Theory and experiment on the three-dimensional motion of a freely suspended spherical particle at the entrance to a pore at low Reynolds number

This paper examines the three dimensional approach of a neutrally buoyant sphere of any size to a circular hole in a plane wall at very low Reynolds number. The analysis differs from previous studies, largely applied to the multipore filter, in that the authors investigate the three dimensional hydrodynamic interaction of the sphere with the entrance geometry of the pore in the limit of zero inertia. The problem is first exactly formulated as the linear superposition of fundamental Stokes flows for rotation and translation of the sphere and flow past a stationary sphere.

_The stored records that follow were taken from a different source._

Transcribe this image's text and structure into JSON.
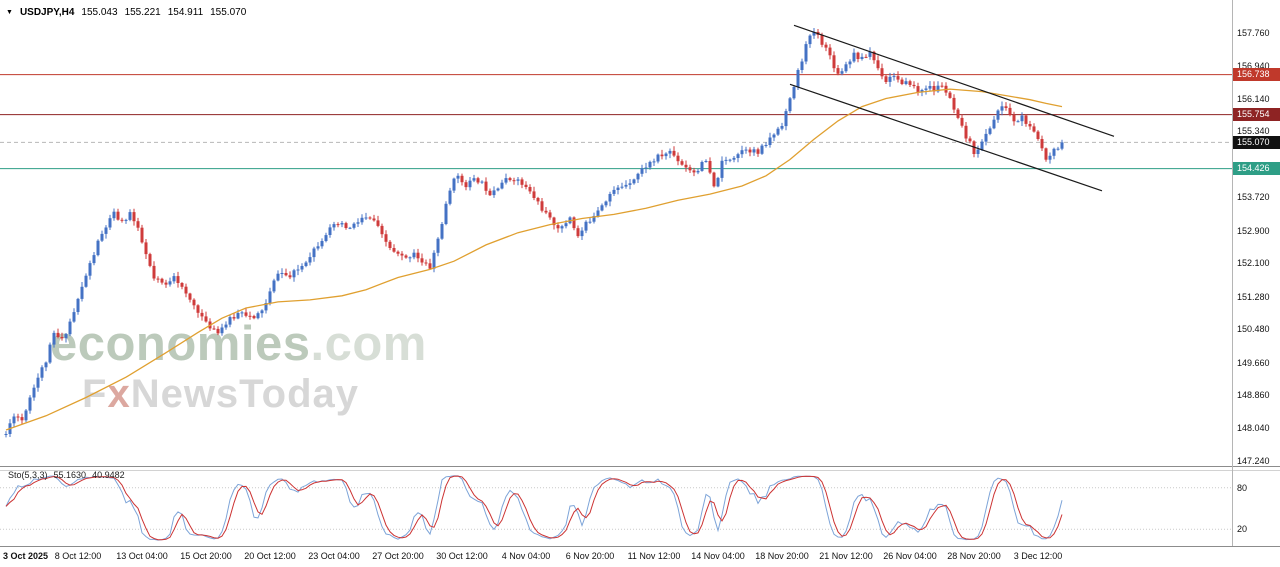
{
  "header": {
    "dropdown_icon": "▼",
    "symbol": "USDJPY,H4",
    "open": "155.043",
    "high": "155.221",
    "low": "154.911",
    "close": "155.070"
  },
  "watermark": {
    "brand": "economies",
    "tld": ".com",
    "fx_f": "F",
    "fx_x": "x",
    "fx_rest": "NewsToday"
  },
  "indicator": {
    "label": "Sto(5,3,3)",
    "value1": "55.1630",
    "value2": "40.9482"
  },
  "chart_data": {
    "type": "candlestick",
    "symbol": "USDJPY",
    "timeframe": "H4",
    "visible_bars": 265,
    "bull_color": "#4472c4",
    "bear_color": "#cf3b3b",
    "ma_color": "#e0a030",
    "sto_k_color": "#7da4d8",
    "sto_d_color": "#cc3333",
    "price_axis_ticks": [
      157.76,
      156.94,
      156.14,
      155.34,
      153.72,
      152.9,
      152.1,
      151.28,
      150.48,
      149.66,
      148.86,
      148.04,
      147.24
    ],
    "time_axis": [
      "3 Oct 2025",
      "8 Oct 12:00",
      "13 Oct 04:00",
      "15 Oct 20:00",
      "20 Oct 12:00",
      "23 Oct 04:00",
      "27 Oct 20:00",
      "30 Oct 12:00",
      "4 Nov 04:00",
      "6 Nov 20:00",
      "11 Nov 12:00",
      "14 Nov 04:00",
      "18 Nov 20:00",
      "21 Nov 12:00",
      "26 Nov 04:00",
      "28 Nov 20:00",
      "3 Dec 12:00"
    ],
    "levels": [
      {
        "price": 156.738,
        "label": "156.738",
        "color": "#c0392b"
      },
      {
        "price": 155.754,
        "label": "155.754",
        "color": "#8e2323"
      },
      {
        "price": 154.426,
        "label": "154.426",
        "color": "#2e9e86"
      }
    ],
    "current_price": {
      "price": 155.07,
      "label": "155.070",
      "badge_color": "#111111",
      "line_color": "#b8b8b8"
    },
    "trendlines": [
      {
        "i1": 197,
        "p1": 157.95,
        "i2": 277,
        "p2": 155.22
      },
      {
        "i1": 196,
        "p1": 156.5,
        "i2": 274,
        "p2": 153.88
      }
    ],
    "price_path": [
      [
        0,
        147.9
      ],
      [
        2,
        148.4
      ],
      [
        4,
        148.25
      ],
      [
        7,
        149.1
      ],
      [
        10,
        149.7
      ],
      [
        12,
        150.35
      ],
      [
        14,
        150.2
      ],
      [
        17,
        150.9
      ],
      [
        20,
        151.8
      ],
      [
        23,
        152.6
      ],
      [
        25,
        153.0
      ],
      [
        27,
        153.3
      ],
      [
        29,
        153.1
      ],
      [
        31,
        153.35
      ],
      [
        33,
        152.9
      ],
      [
        35,
        152.3
      ],
      [
        37,
        151.7
      ],
      [
        40,
        151.55
      ],
      [
        42,
        151.85
      ],
      [
        45,
        151.3
      ],
      [
        48,
        150.95
      ],
      [
        50,
        150.6
      ],
      [
        53,
        150.45
      ],
      [
        56,
        150.7
      ],
      [
        59,
        150.95
      ],
      [
        62,
        150.7
      ],
      [
        65,
        151.1
      ],
      [
        68,
        151.9
      ],
      [
        71,
        151.75
      ],
      [
        74,
        152.05
      ],
      [
        77,
        152.45
      ],
      [
        80,
        152.85
      ],
      [
        83,
        153.05
      ],
      [
        86,
        152.95
      ],
      [
        89,
        153.2
      ],
      [
        92,
        153.15
      ],
      [
        94,
        152.75
      ],
      [
        97,
        152.35
      ],
      [
        100,
        152.2
      ],
      [
        102,
        152.4
      ],
      [
        104,
        152.1
      ],
      [
        106,
        152.0
      ],
      [
        108,
        152.7
      ],
      [
        110,
        153.5
      ],
      [
        112,
        154.25
      ],
      [
        115,
        154.05
      ],
      [
        118,
        154.15
      ],
      [
        121,
        153.85
      ],
      [
        124,
        154.1
      ],
      [
        127,
        154.2
      ],
      [
        130,
        153.95
      ],
      [
        133,
        153.6
      ],
      [
        136,
        153.15
      ],
      [
        139,
        152.95
      ],
      [
        141,
        153.25
      ],
      [
        143,
        152.75
      ],
      [
        145,
        153.05
      ],
      [
        148,
        153.45
      ],
      [
        151,
        153.8
      ],
      [
        154,
        154.0
      ],
      [
        157,
        154.2
      ],
      [
        160,
        154.5
      ],
      [
        163,
        154.7
      ],
      [
        166,
        154.85
      ],
      [
        169,
        154.55
      ],
      [
        172,
        154.35
      ],
      [
        175,
        154.6
      ],
      [
        177,
        153.95
      ],
      [
        179,
        154.55
      ],
      [
        182,
        154.75
      ],
      [
        185,
        154.95
      ],
      [
        188,
        154.8
      ],
      [
        191,
        155.15
      ],
      [
        194,
        155.55
      ],
      [
        196,
        156.1
      ],
      [
        198,
        156.8
      ],
      [
        200,
        157.45
      ],
      [
        202,
        157.8
      ],
      [
        204,
        157.55
      ],
      [
        206,
        157.2
      ],
      [
        208,
        156.75
      ],
      [
        210,
        157.0
      ],
      [
        212,
        157.25
      ],
      [
        214,
        157.1
      ],
      [
        216,
        157.3
      ],
      [
        218,
        156.9
      ],
      [
        220,
        156.6
      ],
      [
        222,
        156.75
      ],
      [
        224,
        156.45
      ],
      [
        226,
        156.55
      ],
      [
        228,
        156.3
      ],
      [
        230,
        156.45
      ],
      [
        232,
        156.35
      ],
      [
        234,
        156.5
      ],
      [
        236,
        156.1
      ],
      [
        238,
        155.6
      ],
      [
        240,
        155.2
      ],
      [
        242,
        154.85
      ],
      [
        244,
        155.05
      ],
      [
        246,
        155.45
      ],
      [
        248,
        155.85
      ],
      [
        250,
        155.95
      ],
      [
        252,
        155.55
      ],
      [
        254,
        155.7
      ],
      [
        256,
        155.4
      ],
      [
        258,
        155.15
      ],
      [
        260,
        154.7
      ],
      [
        262,
        154.9
      ],
      [
        264,
        155.07
      ]
    ],
    "ma_path": [
      [
        0,
        148.0
      ],
      [
        10,
        148.35
      ],
      [
        20,
        148.8
      ],
      [
        30,
        149.3
      ],
      [
        40,
        149.9
      ],
      [
        48,
        150.4
      ],
      [
        54,
        150.75
      ],
      [
        60,
        151.0
      ],
      [
        68,
        151.15
      ],
      [
        76,
        151.2
      ],
      [
        84,
        151.3
      ],
      [
        90,
        151.45
      ],
      [
        98,
        151.75
      ],
      [
        106,
        151.95
      ],
      [
        112,
        152.15
      ],
      [
        120,
        152.55
      ],
      [
        128,
        152.85
      ],
      [
        136,
        153.05
      ],
      [
        144,
        153.2
      ],
      [
        152,
        153.3
      ],
      [
        160,
        153.45
      ],
      [
        168,
        153.65
      ],
      [
        176,
        153.8
      ],
      [
        184,
        154.0
      ],
      [
        190,
        154.25
      ],
      [
        196,
        154.65
      ],
      [
        202,
        155.15
      ],
      [
        208,
        155.6
      ],
      [
        214,
        155.95
      ],
      [
        220,
        156.15
      ],
      [
        228,
        156.3
      ],
      [
        236,
        156.38
      ],
      [
        244,
        156.32
      ],
      [
        250,
        156.22
      ],
      [
        256,
        156.12
      ],
      [
        260,
        156.03
      ],
      [
        264,
        155.95
      ]
    ],
    "stochastic": {
      "k_period": 5,
      "d_period": 3,
      "slowing": 3,
      "levels": [
        80,
        20
      ],
      "last_k": 55.163,
      "last_d": 40.9482
    }
  }
}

Approximate solutions are then obtained for the deviation of sphere trajectories from fluid stream lines and the results compared with laboratory model experiments in a low Reynolds number settling tank. The theory and experiment show that because of the hydrodynamic interaction sphere trajectories and fluid streamlines deviate significantly as the opening is approached, that all spheres eventually enter the pore regardless of their initial position, but that a non-uniform concentration profile develops with large increases in concentration near the walls of the orifice in the vicinity of the opening. The results provide a basic mechanism to explain the onset of Fahraeus phenomenon for red cells entering small blood vessels and glass tubes.